LOVE IS
The month of February always brings to my mind the images associated with love; romantic love, friendship love, community love, family love, and the love of God. If you’re like me, you have strong associations and vivid pictures in your mind concerning love: red roses, couples embracing, walks on a winter beach holding hands, and relaxing together by a crackling fire. That’s the romantic love, the Valentine’s Day love, the human love we enjoy with our spouse or special someone. Friendship love, which is that special glue that binds two friends close in sharing joys and woes, celebrations and memorials, giddy fun and everyday hum-drum, is a love I hope we all share with several close friends.
But the love that comes from God is completely different. So completely Other that we really have no word in our languages that can even come close to describing the Love that holds everything in existence, without which all things in creation would fly apart into chaos. In fact, the word love and the practice of human love is flat in comparison. Love by God for human beings (philanthropia) is lauded in Psalm 52:1: "The steadfast love of God endures all the day"; Psalm 52:8: "I trust in the steadfast love of God forever and ever"; Romans 8:39: "Nor height nor depth, nor anything else in all creation, will be able to separate us from the love of God"; 2 Corinthians 13:14: "The grace of the Lord Jesus Christ and the love of God and the fellowship of the Holy Spirit be with you all"; 1 John 4:9: "In this the love of God was made manifest among us, that God sent his only Son into the world, so that we might live through him.” And so on. There are many instances of God’s love in Scripture. All of them are astounding and amazing when looked at through the lens of our human sinfulness and fallen nature. The question then arises within us: “How could I still be loved so much, even after I __________?” (Fill in the blank with your current sin.)

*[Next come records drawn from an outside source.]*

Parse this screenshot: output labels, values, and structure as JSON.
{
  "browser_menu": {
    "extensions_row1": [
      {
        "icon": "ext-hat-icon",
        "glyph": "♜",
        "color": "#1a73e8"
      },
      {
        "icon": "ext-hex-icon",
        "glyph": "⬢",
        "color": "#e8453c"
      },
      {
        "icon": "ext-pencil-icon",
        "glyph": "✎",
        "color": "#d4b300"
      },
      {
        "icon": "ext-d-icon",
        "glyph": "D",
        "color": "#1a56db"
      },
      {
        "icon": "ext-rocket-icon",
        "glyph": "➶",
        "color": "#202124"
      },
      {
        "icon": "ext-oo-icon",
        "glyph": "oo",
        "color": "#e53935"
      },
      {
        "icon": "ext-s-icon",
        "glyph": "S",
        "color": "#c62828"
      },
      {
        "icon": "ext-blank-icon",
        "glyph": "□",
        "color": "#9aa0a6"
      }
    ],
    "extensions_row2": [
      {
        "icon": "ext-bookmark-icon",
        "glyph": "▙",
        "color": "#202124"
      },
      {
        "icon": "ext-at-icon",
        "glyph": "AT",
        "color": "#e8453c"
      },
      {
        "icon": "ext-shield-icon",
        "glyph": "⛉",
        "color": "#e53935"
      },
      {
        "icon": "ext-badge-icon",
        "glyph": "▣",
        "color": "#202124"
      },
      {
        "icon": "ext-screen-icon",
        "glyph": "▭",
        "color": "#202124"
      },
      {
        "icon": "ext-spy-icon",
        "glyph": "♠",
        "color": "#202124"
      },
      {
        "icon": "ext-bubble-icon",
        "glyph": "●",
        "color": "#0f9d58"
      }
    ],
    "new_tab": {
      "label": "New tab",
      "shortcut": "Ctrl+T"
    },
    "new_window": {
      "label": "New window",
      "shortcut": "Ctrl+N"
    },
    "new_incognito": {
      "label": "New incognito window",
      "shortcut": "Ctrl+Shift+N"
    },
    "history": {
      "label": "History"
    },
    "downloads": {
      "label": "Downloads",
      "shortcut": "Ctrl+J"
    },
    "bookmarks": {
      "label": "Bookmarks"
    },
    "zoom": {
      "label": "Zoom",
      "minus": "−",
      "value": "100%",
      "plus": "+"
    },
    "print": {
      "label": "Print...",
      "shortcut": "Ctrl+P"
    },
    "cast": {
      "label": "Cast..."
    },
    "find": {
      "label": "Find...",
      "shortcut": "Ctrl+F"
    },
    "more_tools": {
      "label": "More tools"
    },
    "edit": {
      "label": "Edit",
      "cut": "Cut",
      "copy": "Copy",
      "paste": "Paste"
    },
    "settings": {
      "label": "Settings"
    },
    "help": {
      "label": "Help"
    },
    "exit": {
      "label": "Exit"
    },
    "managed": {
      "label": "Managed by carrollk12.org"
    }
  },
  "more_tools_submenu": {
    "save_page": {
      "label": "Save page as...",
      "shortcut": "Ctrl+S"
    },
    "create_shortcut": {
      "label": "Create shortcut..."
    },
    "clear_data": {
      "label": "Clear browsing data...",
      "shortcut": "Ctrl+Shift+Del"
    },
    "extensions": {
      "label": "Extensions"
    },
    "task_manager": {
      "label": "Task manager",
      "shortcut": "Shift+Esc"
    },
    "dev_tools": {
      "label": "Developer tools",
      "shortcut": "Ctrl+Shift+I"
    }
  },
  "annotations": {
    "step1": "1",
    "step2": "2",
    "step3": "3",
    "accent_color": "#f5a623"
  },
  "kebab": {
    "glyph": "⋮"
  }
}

Just the fact that we ask that question shows us how much we don’t know about God’s nature. In fact, I venture that we don’t know God because we don’t know how to think that big; our human consciousness simply isn’t capable of holding the meaning of that much love. But as much as we try to fit God into a box of our own making, thereby controlling God so she/he doesn’t get too big, too scary, too unmanageable, we simply cannot squeeze God into whatever shape we want God to be. God always escapes and eludes our grasping fingertips, blazing away into the starry sky to shine down upon our upturned faces like the Nativity star, leading us and the wise men ever onward into unfamiliar territory. And we, like those wise men (“wisdom people”) who left the safe borders of their own countries and traveled into parts unknown, have to find the courage to make the first, faltering steps toward the great Other that we have come to call “God.”
Remember our fill-the-blank question? Maybe we’re asking the wrong question. Maybe - instead of asking how God can still love us after all the awful things we do and say to each other every day, the questions we should be asking are these:
How am I called to be in the world, knowing that God loves me
unconditionally?
What is the most loving and caring way I can live, knowing that God
loves me this much?
Where can I give back to someone or something, knowing of God’s
great Love for me?
I invite you to recognize and celebrate God’s amazing Love for you by living one of these questions this month. And - I’d love it if you would share with me what happens when you do.